October 19, 1999
Routine surveillance, then a night of horror
Detective recalls trying to save partner after fatal stabbingRosie DiManno
The Toronto Star
The policeman looks not at all as he does in the formal uniformed head shot that has been published in newspapers and shown on television since he was slain the night of Aug. 4, 1998.
As captured on this bit of video, Hancox is the perfect undercover officer - nobody would make him for a cop. The hair is long and shaggy, he's wearing faded jeans and a golf shirt. Protruding from just under the edge of the shirt is the belly pouch in which Hancox kept his firearm.
There's also a bounce in his step, a palpable feeling of amiability, as he walks out of the frame - gone to fetch a soft drink - then reappears to bend over the chocolate bar rack, undoubtedly trying to decide, as his partner Steve Pattison mentioned fondly yesterday, whether to go for the Snickers or the Oh Henry.

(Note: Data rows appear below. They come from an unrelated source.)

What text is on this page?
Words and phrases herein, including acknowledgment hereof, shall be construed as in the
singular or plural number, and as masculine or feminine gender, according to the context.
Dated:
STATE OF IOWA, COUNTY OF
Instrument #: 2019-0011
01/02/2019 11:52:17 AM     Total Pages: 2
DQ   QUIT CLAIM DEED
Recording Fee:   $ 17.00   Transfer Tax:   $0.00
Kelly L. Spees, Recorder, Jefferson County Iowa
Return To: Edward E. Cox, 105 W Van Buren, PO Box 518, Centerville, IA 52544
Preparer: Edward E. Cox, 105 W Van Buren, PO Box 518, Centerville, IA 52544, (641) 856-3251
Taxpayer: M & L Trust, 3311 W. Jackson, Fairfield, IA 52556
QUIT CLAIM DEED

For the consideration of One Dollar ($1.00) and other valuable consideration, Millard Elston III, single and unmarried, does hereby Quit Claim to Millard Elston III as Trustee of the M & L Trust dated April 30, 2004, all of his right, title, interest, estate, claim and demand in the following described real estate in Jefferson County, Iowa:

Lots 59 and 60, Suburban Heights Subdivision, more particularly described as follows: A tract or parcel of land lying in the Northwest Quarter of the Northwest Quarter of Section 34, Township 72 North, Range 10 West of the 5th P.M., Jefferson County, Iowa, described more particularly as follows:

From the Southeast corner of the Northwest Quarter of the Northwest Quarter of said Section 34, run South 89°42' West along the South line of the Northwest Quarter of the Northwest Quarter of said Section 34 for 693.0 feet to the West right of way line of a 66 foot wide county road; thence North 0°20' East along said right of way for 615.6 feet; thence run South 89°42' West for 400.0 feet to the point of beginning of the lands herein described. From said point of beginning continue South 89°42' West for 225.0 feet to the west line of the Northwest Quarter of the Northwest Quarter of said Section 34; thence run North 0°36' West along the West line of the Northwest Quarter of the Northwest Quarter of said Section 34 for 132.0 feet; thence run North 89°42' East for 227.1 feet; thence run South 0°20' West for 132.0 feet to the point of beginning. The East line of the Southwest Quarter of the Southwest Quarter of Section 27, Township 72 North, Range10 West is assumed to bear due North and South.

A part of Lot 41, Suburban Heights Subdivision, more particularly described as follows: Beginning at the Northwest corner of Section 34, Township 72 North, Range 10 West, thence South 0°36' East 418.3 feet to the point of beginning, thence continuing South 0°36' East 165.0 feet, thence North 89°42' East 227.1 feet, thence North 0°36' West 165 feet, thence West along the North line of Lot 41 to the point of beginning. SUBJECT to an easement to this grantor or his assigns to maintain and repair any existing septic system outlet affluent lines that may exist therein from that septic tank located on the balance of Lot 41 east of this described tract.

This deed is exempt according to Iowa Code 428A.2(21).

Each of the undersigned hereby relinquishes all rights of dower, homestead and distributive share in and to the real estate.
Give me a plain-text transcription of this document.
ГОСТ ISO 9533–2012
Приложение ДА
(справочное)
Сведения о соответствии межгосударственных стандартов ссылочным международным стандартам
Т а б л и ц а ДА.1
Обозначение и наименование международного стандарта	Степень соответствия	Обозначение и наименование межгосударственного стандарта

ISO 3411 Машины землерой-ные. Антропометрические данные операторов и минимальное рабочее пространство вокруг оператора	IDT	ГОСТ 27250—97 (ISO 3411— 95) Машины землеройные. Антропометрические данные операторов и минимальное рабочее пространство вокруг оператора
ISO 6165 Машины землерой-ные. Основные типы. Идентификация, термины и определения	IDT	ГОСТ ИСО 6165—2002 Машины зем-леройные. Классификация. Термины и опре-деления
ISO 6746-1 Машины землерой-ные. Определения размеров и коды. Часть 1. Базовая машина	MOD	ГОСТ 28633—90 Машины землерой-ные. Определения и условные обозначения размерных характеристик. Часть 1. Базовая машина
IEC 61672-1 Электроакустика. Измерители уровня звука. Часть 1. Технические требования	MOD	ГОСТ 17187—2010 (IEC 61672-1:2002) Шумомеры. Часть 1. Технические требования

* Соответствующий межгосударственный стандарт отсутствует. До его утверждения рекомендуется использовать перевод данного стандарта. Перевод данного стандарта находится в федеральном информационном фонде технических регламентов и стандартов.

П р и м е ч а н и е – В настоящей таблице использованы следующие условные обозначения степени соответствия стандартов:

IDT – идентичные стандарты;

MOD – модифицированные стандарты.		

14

It was always one or the other.
Hancox picked the Snickers. The chocolate bar was found on the blood-stained seat of his blue Plymouth Voyager. A pool of blood was already staining the pavement when Pattison arrived on the dreadful scene that evening.
Only minutes had passed since the happy-go-lucky Hancox had been caught on the Becker's security tape.
Now he lay dying in a Scarborough plaza parking lot, his airways so clogged with blood that Pattison was unable to apply mouth-to-mouth - the blood of his friend and partner kept being expectorated into Pattison's face. Furiously, he attempted chest compressions instead, only vaguely aware that the other member of that night's surveillance assignment, Detective Geoff Hesse, had arrived also, was standing just behind him, gasping: ``Omigod!''
A sense of the anxiety of those moments was also imparted to the courtroom yesterday, where Elaine Rose Cece and Mary Barbara Taylor stand accused of second-degree murder: the playing, for the jury, of the Officer Down! call for help that Pattison made seconds after halting his own jeep parallel to Hancox's vehicle.
Pattison, panting, switches from one radio band to another, his words racing together while the professionally calm dispatcher tries to extract location details. It's a haunting, frantic dialogue, and those listening to the tape - including the victim's widow, Kim, and his mother - could visualize the scene, see Hancox stretched on the ground, his head propped against a rear wheel, his pulse growing more feeble as Pattison struggled to keep him breathing.
``He's leaning back, there's blood on his chin, his neck, the front of his shirt,'' Pattison told the court. ``His eyes were closed. I reached down and felt for a pulse . . . it was weakening . . . I kept telling Bill to hang on . . . (the pulse) weakened to the point of stopping.''
The last Pattison had heard from Hancox, the last identifiable communication, was the officer giving his colleagues a heads-up about his immediate movements. The three had been on a stake-out all night, in their individual vehicles, and it looked now like the object of their attention had gone out for the evening. Pattison was actually preparing to call off the stakeout, as he returned to the area from a short clandestine pursuit of the car they'd been watching.
Hancox came on the radio: ``I'm just out at Becker's for a pop.''
A few minutes later, Hancox informs his colleagues he's back on, meaning back in position, back in radio contact.
But what Pattison hears later is a sound he can't identify: ``I heard a lot of static noise, didn't know what it was at first. It went on for a few seconds . . . then I heard the sound of a throat clearing, then this silence. . . .''
It was at that moment, Crown Attorney John McMahon told the court in his opening statement last week, that Cece had plunged a 12-inch knife, stolen hours earlier, into Hancox's chest, slicing smoothly through the lung and just touching his heart. Hancox, McMahon said, had pulled the knife out himself and lurched out of the vehicle.
What Pattison saw: A bottle of pop in the cup holder, a paper napkin on the floor of the vehicle, the chocolate bar on the seat, the driver's window rolled down about eight inches, and the radio mike hanging over the edge of the seat.
McMahon alleges the women had tried to lure Hancox from the vehicle, that the plainclothes officer had turned down an invitation to go for a stroll with the ladies, said he was happily married with a second child on the way.
If he had been true to his nature, Hancox would have been polite in this brief conversation; more kindly than anxious to get rid of the interlopers before they had a chance to see his radio, perhaps suspect that he was a cop.
Pattison admits he would have been less well-mannered, more brusque in such a situation. The partners were different, that way. ``I'm a little more abrasive than Bill,'' Pattison said. ``He would have talked to anybody. He would have been polite and not as ignorant as I would have been.''
Courtesy may have gotten Bill Hancox killed.